I think if you were Satan and you were settin around tryin to think up somethin that would just bring the human race to its knees what you would probably come up with is narcotics. Maybe he did. I told that to somebody at breakfast the other mornin and they asked me if I believed in Satan. I said Well that aint the point. And they said I know but do you? I had to think about that. I guess as a boy I did. Come the middle years my belief I reckon had waned somewhat. Now Im startin to lean back the other way. He explains a lot of things that otherwise dont have no explanation. Or not to me they dont. -From No Country For Old Men, page 218-
After reading Cormac McCarthy’s book The Road in May, I knew I would read more of his novels. Like that novel, No Country For Old Men is filled with brutal violence and asks deep questions about the nature of evil, morality and the idea of fate vs. choosing our own path.

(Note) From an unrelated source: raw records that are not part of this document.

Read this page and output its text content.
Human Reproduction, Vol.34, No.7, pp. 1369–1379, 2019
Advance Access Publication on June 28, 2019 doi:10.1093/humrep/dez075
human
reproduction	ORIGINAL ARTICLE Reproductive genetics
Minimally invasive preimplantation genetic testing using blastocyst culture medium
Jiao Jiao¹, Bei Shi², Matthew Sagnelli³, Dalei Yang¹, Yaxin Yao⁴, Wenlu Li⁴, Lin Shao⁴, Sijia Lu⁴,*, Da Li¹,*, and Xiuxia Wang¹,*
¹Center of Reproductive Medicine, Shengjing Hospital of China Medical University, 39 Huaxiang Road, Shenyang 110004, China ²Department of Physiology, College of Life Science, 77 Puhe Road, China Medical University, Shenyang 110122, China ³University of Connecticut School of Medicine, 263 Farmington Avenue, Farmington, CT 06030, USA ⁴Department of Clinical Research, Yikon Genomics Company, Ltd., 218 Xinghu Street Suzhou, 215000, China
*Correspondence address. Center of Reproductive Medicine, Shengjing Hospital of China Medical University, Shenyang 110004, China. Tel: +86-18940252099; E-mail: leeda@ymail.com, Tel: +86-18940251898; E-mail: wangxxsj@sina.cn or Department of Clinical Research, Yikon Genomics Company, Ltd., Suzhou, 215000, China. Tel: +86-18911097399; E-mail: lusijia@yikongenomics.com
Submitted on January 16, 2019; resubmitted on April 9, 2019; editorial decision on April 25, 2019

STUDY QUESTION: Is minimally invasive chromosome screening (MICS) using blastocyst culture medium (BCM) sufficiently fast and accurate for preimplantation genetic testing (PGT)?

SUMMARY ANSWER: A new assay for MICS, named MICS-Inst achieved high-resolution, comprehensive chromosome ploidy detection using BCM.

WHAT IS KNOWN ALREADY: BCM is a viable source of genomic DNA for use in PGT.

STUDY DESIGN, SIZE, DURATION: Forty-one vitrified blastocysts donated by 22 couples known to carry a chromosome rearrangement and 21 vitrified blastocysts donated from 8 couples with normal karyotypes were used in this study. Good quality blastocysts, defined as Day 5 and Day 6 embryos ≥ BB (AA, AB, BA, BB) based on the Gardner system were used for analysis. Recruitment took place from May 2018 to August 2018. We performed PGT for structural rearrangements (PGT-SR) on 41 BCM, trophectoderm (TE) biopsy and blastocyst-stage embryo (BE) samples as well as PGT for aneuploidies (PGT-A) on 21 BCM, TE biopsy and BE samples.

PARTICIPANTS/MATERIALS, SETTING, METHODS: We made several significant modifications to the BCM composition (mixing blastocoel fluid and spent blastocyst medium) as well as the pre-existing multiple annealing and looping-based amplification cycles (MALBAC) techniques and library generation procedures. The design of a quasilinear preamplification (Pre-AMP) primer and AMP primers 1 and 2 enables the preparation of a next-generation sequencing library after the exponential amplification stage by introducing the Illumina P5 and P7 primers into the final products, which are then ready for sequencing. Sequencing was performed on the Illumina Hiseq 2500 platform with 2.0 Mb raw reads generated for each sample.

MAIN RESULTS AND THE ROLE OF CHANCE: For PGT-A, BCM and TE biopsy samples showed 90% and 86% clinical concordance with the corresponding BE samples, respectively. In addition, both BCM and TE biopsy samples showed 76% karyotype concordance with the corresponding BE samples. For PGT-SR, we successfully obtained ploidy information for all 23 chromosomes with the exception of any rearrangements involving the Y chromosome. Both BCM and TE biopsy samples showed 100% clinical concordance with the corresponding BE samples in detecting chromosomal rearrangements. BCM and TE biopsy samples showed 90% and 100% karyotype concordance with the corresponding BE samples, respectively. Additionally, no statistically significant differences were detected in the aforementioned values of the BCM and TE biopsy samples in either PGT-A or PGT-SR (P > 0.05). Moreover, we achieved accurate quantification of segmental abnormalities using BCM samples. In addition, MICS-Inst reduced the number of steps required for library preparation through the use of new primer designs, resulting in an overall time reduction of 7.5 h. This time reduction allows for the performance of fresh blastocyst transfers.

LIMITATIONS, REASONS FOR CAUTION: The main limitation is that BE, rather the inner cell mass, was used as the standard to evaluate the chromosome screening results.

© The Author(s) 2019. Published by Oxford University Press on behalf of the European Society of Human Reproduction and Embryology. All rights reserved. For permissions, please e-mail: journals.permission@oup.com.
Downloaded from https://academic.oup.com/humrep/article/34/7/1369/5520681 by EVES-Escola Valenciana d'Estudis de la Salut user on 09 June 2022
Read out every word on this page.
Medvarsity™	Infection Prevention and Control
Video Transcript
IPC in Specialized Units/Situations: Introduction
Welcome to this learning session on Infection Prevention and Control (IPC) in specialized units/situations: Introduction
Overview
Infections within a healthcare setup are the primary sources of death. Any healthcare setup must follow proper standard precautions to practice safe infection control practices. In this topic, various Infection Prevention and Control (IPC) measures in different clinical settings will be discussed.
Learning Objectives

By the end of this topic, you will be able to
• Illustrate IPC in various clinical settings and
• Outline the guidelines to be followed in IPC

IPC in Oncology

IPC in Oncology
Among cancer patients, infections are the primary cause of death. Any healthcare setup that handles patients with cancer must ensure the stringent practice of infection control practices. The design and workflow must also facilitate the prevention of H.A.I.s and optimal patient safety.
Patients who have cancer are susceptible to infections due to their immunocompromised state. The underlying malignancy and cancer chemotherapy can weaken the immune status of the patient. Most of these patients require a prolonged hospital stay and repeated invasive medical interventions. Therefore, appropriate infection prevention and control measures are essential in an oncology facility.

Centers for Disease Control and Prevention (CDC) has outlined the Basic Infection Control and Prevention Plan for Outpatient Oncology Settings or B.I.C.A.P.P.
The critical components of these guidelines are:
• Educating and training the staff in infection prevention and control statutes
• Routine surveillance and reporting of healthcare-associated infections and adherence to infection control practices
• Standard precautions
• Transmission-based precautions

When Lewelyn Moss stumbles across a drug deal gone bad out in the desert and walks away with a briefcase filled with over two million dollars, he sets off a string of savage murders and places himself and his wife in harm’s way. Ed Tom Bell, an old time sheriff on the brink of retirement, carries the novel with his dry sense of humor and musings on the philosophy of life and its moral decline. Chigurh (apparently pronounced ‘sugar’ … although I thought this character could better be described as ‘chigger’) seems to be the embodiment of evil – a super human monster who appears to have no respect for human life.
McCarthy takes the reader for a wild ride through the first half of the book. I found myself unable to put the novel down. The scenes are nail bitters, written like a screenplay. It is not surprising that the movie based on the book will be released in November 2007.
But then, McCarthy slows things down midway, giving the reader more to think about than who will be the next victim. Do our choices seal our fate in life? Are our lives merely determined by the flip of a coin? Or do we have the power to control our lives through the moral decisions we make? McCarthy doesn’t give the reader any easy answers, and perhaps that is because there are not any. In the end, we are left with the symbol of a fire being lit in the darkness – perhaps the suggestion that we may still shine our light on evil, and reveal it for what it is.